- Developer: Illumina Productions
- Publisher: IBM
- Platform: Windows
- Release: 1995

= The Adventures of Hyperman (video game) =

1995 video game

The Adventures of Hyperman is a 1995 video game from Illumina Productions.

==Gameplay==
The Adventures of Hyperman is a game in which players assist Hyperman and Emma C. Squared in locating scientific objects favored by the villain Entrobe. These objects are placed into a containment warp field to lure Entrobe and his sidekick Kid Chaos back into captivity. The game provides access to Emma’s laboratory, where players use scientific tools such as a simulation terrarium to observe environmental effects and an electron microscope for examining materials. Certain sequences require operating devices like a catapult used to launch Hyperman toward a castle.
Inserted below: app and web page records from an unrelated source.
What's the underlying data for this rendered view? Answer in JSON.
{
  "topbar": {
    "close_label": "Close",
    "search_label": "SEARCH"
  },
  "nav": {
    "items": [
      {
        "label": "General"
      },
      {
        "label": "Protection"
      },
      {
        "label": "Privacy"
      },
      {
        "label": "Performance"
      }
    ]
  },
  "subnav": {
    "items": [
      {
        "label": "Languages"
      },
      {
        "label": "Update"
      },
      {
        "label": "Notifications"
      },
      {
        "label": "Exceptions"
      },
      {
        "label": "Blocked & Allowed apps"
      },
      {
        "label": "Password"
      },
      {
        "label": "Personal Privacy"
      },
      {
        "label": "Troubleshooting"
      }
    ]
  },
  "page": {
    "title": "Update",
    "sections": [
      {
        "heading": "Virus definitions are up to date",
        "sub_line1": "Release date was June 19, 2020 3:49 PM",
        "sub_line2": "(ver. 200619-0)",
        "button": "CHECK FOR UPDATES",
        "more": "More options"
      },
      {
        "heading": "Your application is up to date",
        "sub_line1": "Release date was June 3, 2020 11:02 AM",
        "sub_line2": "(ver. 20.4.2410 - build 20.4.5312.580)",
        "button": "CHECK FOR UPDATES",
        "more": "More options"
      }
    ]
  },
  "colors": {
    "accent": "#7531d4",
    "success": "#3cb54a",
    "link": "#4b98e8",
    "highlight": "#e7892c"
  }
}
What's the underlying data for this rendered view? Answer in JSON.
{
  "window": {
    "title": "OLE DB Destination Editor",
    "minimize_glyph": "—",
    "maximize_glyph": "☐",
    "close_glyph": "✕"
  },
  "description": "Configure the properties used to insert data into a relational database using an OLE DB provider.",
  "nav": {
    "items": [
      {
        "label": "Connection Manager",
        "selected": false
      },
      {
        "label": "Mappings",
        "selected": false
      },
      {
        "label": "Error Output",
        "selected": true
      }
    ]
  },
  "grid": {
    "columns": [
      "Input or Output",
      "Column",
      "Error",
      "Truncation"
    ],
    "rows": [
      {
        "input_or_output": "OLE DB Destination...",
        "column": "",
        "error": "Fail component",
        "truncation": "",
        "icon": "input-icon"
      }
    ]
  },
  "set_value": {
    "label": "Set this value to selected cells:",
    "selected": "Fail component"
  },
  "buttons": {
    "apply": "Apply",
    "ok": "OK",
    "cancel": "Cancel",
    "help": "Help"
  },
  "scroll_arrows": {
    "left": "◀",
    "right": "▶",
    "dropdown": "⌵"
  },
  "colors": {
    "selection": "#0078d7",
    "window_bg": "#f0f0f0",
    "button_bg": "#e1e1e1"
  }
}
To activate it, players determine the correct relationship between weight, velocity, and angle to achieve the intended trajectory.

==Reception==

CNET said "Hyperman isn't as funny as The Tick, and it's hard to imagine youngsters giving up their favorite Saturday morning cartoons to learn about science".

Computer Game Review said "This will appeal to kids because of its very well done cartoon graphics style and excellent sound effects".

Review scores
| Publication | Score |
|---|---|
| Dimension 3 | 97% |
| Electronic Entertainment | 3/5 |
| Evansville Courier and Press | 2.5/4 |

==Television series==

A television series based on the game premiered in 1995.